The UNV Country Office Team

 

Corporate Volunteerism

Corporate volunteerism is a practice pertaining to the private sector that emerged in the USA in the late 1970s.  The principles inspiring corporate volunteering are related to the practice of Corporate Social Responsibility (CSR) and are based on the premise that socially responsible behavior carried out by companies, contribute to the development of the society as a whole. Increasing pressure and growing demands for compliance with ethical standards coming from many stakeholders (consumers, investors, citizens, employees) have caused companies to increase their social engagement and to adopt socially and environmentally responsible behavior. It therefore seems desirable that any sensitive corporate response to these demands should include a greater degree of corporate volunteering for the benefit of the community. This can be achieved  both through  activities carried out by  employees ,who volunteer their time and energy, but also through the commitment of the company itself, utilizing its human and financial resources to serve the community as part of its job. 
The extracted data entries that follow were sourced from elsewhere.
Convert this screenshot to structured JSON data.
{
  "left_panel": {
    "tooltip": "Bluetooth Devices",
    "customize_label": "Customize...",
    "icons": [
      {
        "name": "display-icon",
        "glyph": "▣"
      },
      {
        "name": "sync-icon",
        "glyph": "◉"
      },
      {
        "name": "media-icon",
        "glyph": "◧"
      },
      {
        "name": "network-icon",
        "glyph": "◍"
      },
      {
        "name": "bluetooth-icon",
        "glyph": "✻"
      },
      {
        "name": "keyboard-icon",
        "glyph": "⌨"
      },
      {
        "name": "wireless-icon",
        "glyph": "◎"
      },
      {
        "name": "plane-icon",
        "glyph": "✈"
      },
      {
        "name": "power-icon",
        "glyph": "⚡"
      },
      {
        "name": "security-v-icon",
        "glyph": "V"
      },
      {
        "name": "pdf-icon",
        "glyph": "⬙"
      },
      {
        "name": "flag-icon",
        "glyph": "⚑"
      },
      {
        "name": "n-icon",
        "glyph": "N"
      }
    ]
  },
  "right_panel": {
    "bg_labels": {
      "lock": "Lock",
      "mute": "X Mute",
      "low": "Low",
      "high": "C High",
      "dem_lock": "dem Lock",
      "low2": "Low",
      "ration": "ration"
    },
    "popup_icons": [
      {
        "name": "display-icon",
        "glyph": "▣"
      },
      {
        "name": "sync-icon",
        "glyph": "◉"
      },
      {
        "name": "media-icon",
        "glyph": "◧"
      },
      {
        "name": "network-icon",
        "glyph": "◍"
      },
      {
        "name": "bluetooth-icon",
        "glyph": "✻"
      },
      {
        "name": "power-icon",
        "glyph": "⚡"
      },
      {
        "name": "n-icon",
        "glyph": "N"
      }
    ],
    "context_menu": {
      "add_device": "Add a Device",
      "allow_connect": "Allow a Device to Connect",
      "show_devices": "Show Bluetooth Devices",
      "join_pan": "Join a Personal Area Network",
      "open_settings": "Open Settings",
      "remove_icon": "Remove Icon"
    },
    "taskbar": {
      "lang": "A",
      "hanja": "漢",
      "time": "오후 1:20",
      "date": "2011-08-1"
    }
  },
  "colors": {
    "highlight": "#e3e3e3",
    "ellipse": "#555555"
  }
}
 It is now widely acknowledged that the private sector needs to shoulder some of the responsibility for social development and environmental protection. This can be achieved by adhering to collectively agreed ethical standards and through the integration of environmental, social and economic concerns into a company’s business strategy. The World Bank Institute in its report Business Action for the MDGs: Private Sector Involvement as a Vital Factor in Achieving the Millennium Development Goals (2005) stressed the fact that “business can contribute to accelerating the rise in income and opportunity also by volunteering talent and time toward a particular issue”. And according to research carried out by UNDP and the UWI Institute of Business, volunteerism and “employee skills and time to support local communities and strengthen the work of local developmental organizations” are among the key areas in which businesses can make an important contribution to the achievement of the MDGs.

 In Trinidad and Tobago, a small island state whose marketplace is characterized both by Small and  Medium Enterprises (SMEs) employing 95% of the workforce as well as multinational corporations active in the country’s oil and gas industry, corporate volunteering can make a significant contribution towards achieving national development priorities as outlined in the People's Partnership's 7 Pillars of National Development as well as towards the successful implementation of the international development agenda and the Millennium Development Goals (MDGs).